Un long frisson envahit Paul. Son corps s'immobilisa. Il regardait l'échiquier. En effet, il était bel et bien échec et mat.Il ne l'avait pas vu venir.Son cœur battait à tout rompre. Plusieurs émotions explosèrent en lui.Il venait de perdre la partie.
-Félicitations.
-Merci.
Victor se sentit heureux. Il venait de gagner une partie qui avait duré vingt-huit jours.Paul mit un certain temps avant d'être capable de parler à nouveau.
-Qu'est-ce que vous voulez faire maintenant ?
Victor n'arrivait pas à s'en remettre.
-Revenez me voir demain... Je vous expliquerais comment nous allons procéder à présent, pour... Tout ce qui va se passer ensuite.
Victor riait et pleurait en même temps.Paul ne savait plus quoi dire. Il était heureux pour Victor. Il pourrait enfin retourner voir sa famille, vivre auprès d'eux. Pourtant, il ne pouvait s'empêcher de voir une vague de tristesse s'en prendre à lui. Il devrait encore attendre pour son livre.
Il finit par se lever et s'avancer vers l'entrée.
-Paul ?
L'homme se retourna.
-Bravo pour cette partie. Vous avez très bien joué...
-Merci.Vous aussi, vous êtes un redoutable adversaire.
-Et puis, je voulais vous dire merci. Merci d'être venu me voir, tous les jours, pour jouer avec moi, et me faire oublier... Tout ça.
-Je vous en prie...
-Revenez demain. Je vous raconterais la suite du programme.
-Ça marche.
Victor réfléchit un instant.
-Paul ?
-Oui ?
-Ca ne vous dirait pas de rester un peu ? Je sais que vous devez être déçu, pour la partie, donc je ne vous force à rien, mais si vous voulez qu'on discute...

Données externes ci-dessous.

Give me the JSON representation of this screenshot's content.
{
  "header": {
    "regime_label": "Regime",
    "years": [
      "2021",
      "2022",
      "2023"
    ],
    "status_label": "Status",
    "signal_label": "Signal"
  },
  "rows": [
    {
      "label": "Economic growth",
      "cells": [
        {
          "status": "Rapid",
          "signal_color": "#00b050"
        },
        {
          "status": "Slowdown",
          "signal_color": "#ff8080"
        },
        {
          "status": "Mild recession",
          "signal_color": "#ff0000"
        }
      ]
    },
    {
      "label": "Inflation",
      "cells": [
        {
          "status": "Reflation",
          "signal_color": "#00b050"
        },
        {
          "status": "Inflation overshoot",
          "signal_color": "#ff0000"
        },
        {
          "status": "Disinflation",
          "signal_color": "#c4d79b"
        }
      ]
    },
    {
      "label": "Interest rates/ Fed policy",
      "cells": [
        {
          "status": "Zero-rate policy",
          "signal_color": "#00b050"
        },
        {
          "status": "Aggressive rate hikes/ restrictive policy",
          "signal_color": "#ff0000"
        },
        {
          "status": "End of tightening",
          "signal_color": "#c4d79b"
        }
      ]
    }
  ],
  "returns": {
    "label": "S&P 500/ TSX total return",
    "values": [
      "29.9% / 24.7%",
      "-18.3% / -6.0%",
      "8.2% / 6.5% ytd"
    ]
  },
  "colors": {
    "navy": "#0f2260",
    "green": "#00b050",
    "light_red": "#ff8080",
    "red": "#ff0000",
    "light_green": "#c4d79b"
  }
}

-C'est gentil Victor, mais je crois que je vais rentrer. Je dois réfléchir à beaucoup de choses...
-Pas de problèmes.
-A demain Victor.
-A demain.
Victor était certes un peu déçu de la réponse de Paul, mais cela n'était rien comparé à ce qu'il ressentait désormais. Cette partie d'échecs, qui durait depuis presque un mois touchait enfin à sa fin. De plus, Victor commençait à entrevoir une nouvelle idée, qu'il devait à présent mettre au point. Il devait appeler Anna.
Victor repensait à ce que lui avait dit sa sœur à propos de Paul. Allait-il revenir maintenant ?
Il devait lui faire confiance.
***
Paul rentrait chez lui, d'un air mélancolique. Il ne savait plus quoi penser. Tout était allé trop vite ce soir. La partie était finie.
Une fois chez lui, il s'allongea dans son lit, et n'y bougea plus de la nuit.